Che cosa armò quella mano non è ancora chiaro. Fu il gesto di un
fanatico o la realizzazione di un piano per eliminare dalla scena
politica un uomo deciso a portare avanti il suo programma di
uguaglianza e di pace?
Erede di una missione incompiuta.
Di
8 anni più giovane di John, Robert si era laureato in
giurisprudenza. La sua carriera ebbe un inizio molto battagliero
quando, nominato vice procuratore del Dipartimento di Giustizia,
portò a termine una serie di azioni legali contro la malavita. Fu
accanto a John come ministro della Giustizia e nel 1965 fu eletto
senatore dello Stato di New York: come tale si preparava, nel 1968,
alle elezioni presidenziali. I suoi discorsi rivelavano fermezza,
chiarezza, senso di giustizia: “Alcuni vedono le cose come sono e
dicono: perché? Io sogno cose che non sono mai state e dico: perché
no?” “Dissentiamo dal fatto che milioni di persone siano
condannate alla miseria, mentre la nazione continua ad arricchirsi.”

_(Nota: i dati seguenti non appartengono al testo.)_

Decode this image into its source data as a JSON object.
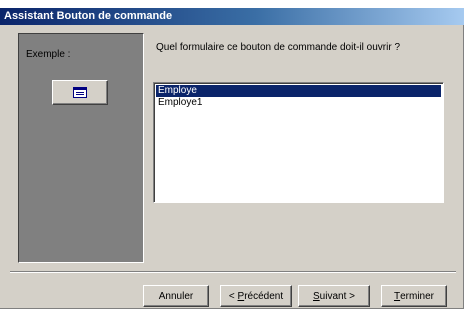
{
  "window": {
    "title": "Assistant Bouton de commande"
  },
  "example": {
    "label": "Exemple :",
    "button_icon": "form-icon"
  },
  "main": {
    "question": "Quel formulaire ce bouton de commande doit-il ouvrir ?",
    "forms": [
      {
        "label": "Employe",
        "selected": true
      },
      {
        "label": "Employe1",
        "selected": false
      }
    ]
  },
  "buttons": {
    "cancel": "Annuler",
    "previous_prefix": "< ",
    "previous_accel": "P",
    "previous_rest": "récédent",
    "next_accel": "S",
    "next_rest": "uivant >",
    "finish_accel": "T",
    "finish_rest": "erminer"
  },
  "colors": {
    "dialog_bg": "#d4d0c8",
    "title_gradient_start": "#0a246a",
    "title_gradient_end": "#a6caf0",
    "selection": "#0a246a",
    "example_panel": "#808080"
  }
}
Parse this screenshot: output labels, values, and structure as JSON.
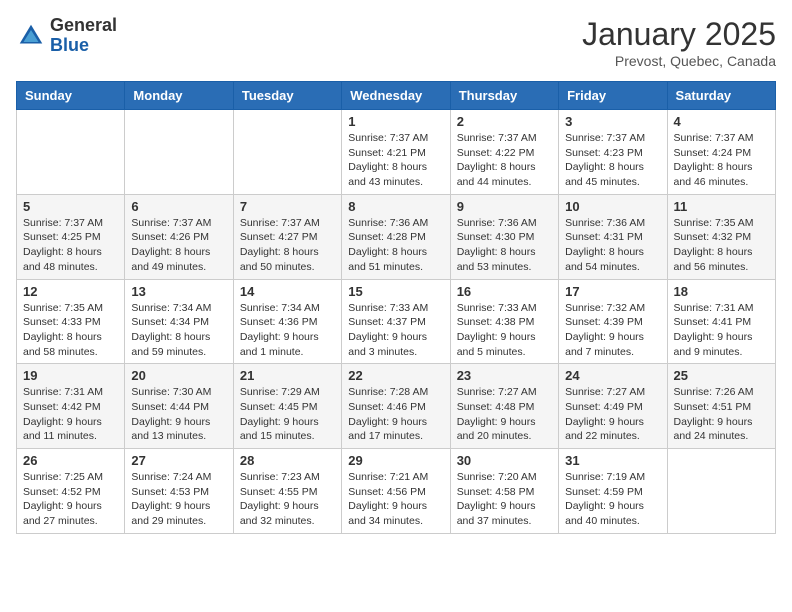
{
  "header": {
    "logo_general": "General",
    "logo_blue": "Blue",
    "month": "January 2025",
    "location": "Prevost, Quebec, Canada"
  },
  "weekdays": [
    "Sunday",
    "Monday",
    "Tuesday",
    "Wednesday",
    "Thursday",
    "Friday",
    "Saturday"
  ],
  "weeks": [
    [
      {
        "num": "",
        "sunrise": "",
        "sunset": "",
        "daylight": ""
      },
      {
        "num": "",
        "sunrise": "",
        "sunset": "",
        "daylight": ""
      },
      {
        "num": "",
        "sunrise": "",
        "sunset": "",
        "daylight": ""
      },
      {
        "num": "1",
        "sunrise": "Sunrise: 7:37 AM",
        "sunset": "Sunset: 4:21 PM",
        "daylight": "Daylight: 8 hours and 43 minutes."
      },
      {
        "num": "2",
        "sunrise": "Sunrise: 7:37 AM",
        "sunset": "Sunset: 4:22 PM",
        "daylight": "Daylight: 8 hours and 44 minutes."
      },
      {
        "num": "3",
        "sunrise": "Sunrise: 7:37 AM",
        "sunset": "Sunset: 4:23 PM",
        "daylight": "Daylight: 8 hours and 45 minutes."
      },
      {
        "num": "4",
        "sunrise": "Sunrise: 7:37 AM",
        "sunset": "Sunset: 4:24 PM",
        "daylight": "Daylight: 8 hours and 46 minutes."
      }
    ],
    [
      {
        "num": "5",
        "sunrise": "Sunrise: 7:37 AM",
        "sunset": "Sunset: 4:25 PM",
        "daylight": "Daylight: 8 hours and 48 minutes."
      },
      {
        "num": "6",
        "sunrise": "Sunrise: 7:37 AM",
        "sunset": "Sunset: 4:26 PM",
        "daylight": "Daylight: 8 hours and 49 minutes."
      },
      {
        "num": "7",
        "sunrise": "Sunrise: 7:37 AM",
        "sunset": "Sunset: 4:27 PM",
        "daylight": "Daylight: 8 hours and 50 minutes."
      },
      {
        "num": "8",
        "sunrise": "Sunrise: 7:36 AM",
        "sunset": "Sunset: 4:28 PM",
        "daylight": "Daylight: 8 hours and 51 minutes."
      },
      {
        "num": "9",
        "sunrise": "Sunrise: 7:36 AM",
        "sunset": "Sunset: 4:30 PM",
        "daylight": "Daylight: 8 hours and 53 minutes."
      },
      {
        "num": "10",
        "sunrise": "Sunrise: 7:36 AM",
        "sunset": "Sunset: 4:31 PM",
        "daylight": "Daylight: 8 hours and 54 minutes."
      },
      {
        "num": "11",
        "sunrise": "Sunrise: 7:35 AM",
        "sunset": "Sunset: 4:32 PM",
        "daylight": "Daylight: 8 hours and 56 minutes."
      }
    ],
    [
      {
        "num": "12",
        "sunrise": "Sunrise: 7:35 AM",
        "sunset": "Sunset: 4:33 PM",
        "daylight": "Daylight: 8 hours and 58 minutes."
      },
      {
        "num": "13",
        "sunrise": "Sunrise: 7:34 AM",
        "sunset": "Sunset: 4:34 PM",
        "daylight": "Daylight: 8 hours and 59 minutes."
      },
      {
        "num": "14",
        "sunrise": "Sunrise: 7:34 AM",
        "sunset": "Sunset: 4:36 PM",
        "daylight": "Daylight: 9 hours and 1 minute."
      },
      {
        "num": "15",
        "sunrise": "Sunrise: 7:33 AM",
        "sunset": "Sunset: 4:37 PM",
        "daylight": "Daylight: 9 hours and 3 minutes."
      },
      {
        "num": "16",
        "sunrise": "Sunrise: 7:33 AM",
        "sunset": "Sunset: 4:38 PM",
        "daylight": "Daylight: 9 hours and 5 minutes."
      },
      {
        "num": "17",
        "sunrise": "Sunrise: 7:32 AM",
        "sunset": "Sunset: 4:39 PM",
        "daylight": "Daylight: 9 hours and 7 minutes."
      },
      {
        "num": "18",
        "sunrise": "Sunrise: 7:31 AM",
        "sunset": "Sunset: 4:41 PM",
        "daylight": "Daylight: 9 hours and 9 minutes."
      }
    ],
    [
      {
        "num": "19",
        "sunrise": "Sunrise: 7:31 AM",
        "sunset": "Sunset: 4:42 PM",
        "daylight": "Daylight: 9 hours and 11 minutes."
      },
      {
        "num": "20",
        "sunrise": "Sunrise: 7:30 AM",
        "sunset": "Sunset: 4:44 PM",
        "daylight": "Daylight: 9 hours and 13 minutes."
      },
      {
        "num": "21",
        "sunrise": "Sunrise: 7:29 AM",
        "sunset": "Sunset: 4:45 PM",
        "daylight": "Daylight: 9 hours and 15 minutes."
      },
      {
        "num": "22",
        "sunrise": "Sunrise: 7:28 AM",
        "sunset": "Sunset: 4:46 PM",
        "daylight": "Daylight: 9 hours and 17 minutes."
      },
      {
        "num": "23",
        "sunrise": "Sunrise: 7:27 AM",
        "sunset": "Sunset: 4:48 PM",
        "daylight": "Daylight: 9 hours and 20 minutes."
      },
      {
        "num": "24",
        "sunrise": "Sunrise: 7:27 AM",
        "sunset": "Sunset: 4:49 PM",
        "daylight": "Daylight: 9 hours and 22 minutes."
      },
      {
        "num": "25",
        "sunrise": "Sunrise: 7:26 AM",
        "sunset": "Sunset: 4:51 PM",
        "daylight": "Daylight: 9 hours and 24 minutes."
      }
    ],
    [
      {
        "num": "26",
        "sunrise": "Sunrise: 7:25 AM",
        "sunset": "Sunset: 4:52 PM",
        "daylight": "Daylight: 9 hours and 27 minutes."
      },
      {
        "num": "27",
        "sunrise": "Sunrise: 7:24 AM",
        "sunset": "Sunset: 4:53 PM",
        "daylight": "Daylight: 9 hours and 29 minutes."
      },
      {
        "num": "28",
        "sunrise": "Sunrise: 7:23 AM",
        "sunset": "Sunset: 4:55 PM",
        "daylight": "Daylight: 9 hours and 32 minutes."
      },
      {
        "num": "29",
        "sunrise": "Sunrise: 7:21 AM",
        "sunset": "Sunset: 4:56 PM",
        "daylight": "Daylight: 9 hours and 34 minutes."
      },
      {
        "num": "30",
        "sunrise": "Sunrise: 7:20 AM",
        "sunset": "Sunset: 4:58 PM",
        "daylight": "Daylight: 9 hours and 37 minutes."
      },
      {
        "num": "31",
        "sunrise": "Sunrise: 7:19 AM",
        "sunset": "Sunset: 4:59 PM",
        "daylight": "Daylight: 9 hours and 40 minutes."
      },
      {
        "num": "",
        "sunrise": "",
        "sunset": "",
        "daylight": ""
      }
    ]
  ]
}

E ancora: “Noi bruciamo il Vietnam e la libertà di un paese non
si difende bruciandolo”. Di lui la stampa disse che era un uomo da
seguire e imitare o distruggere. E mentre una parte della nazione si
apprestava a seguirlo, ancora una volta un insensato omicidio venne a
troncare violentemente la speranza di milioni di persone. Bob fu
ucciso a Los Angeles il 6 giugno 1968.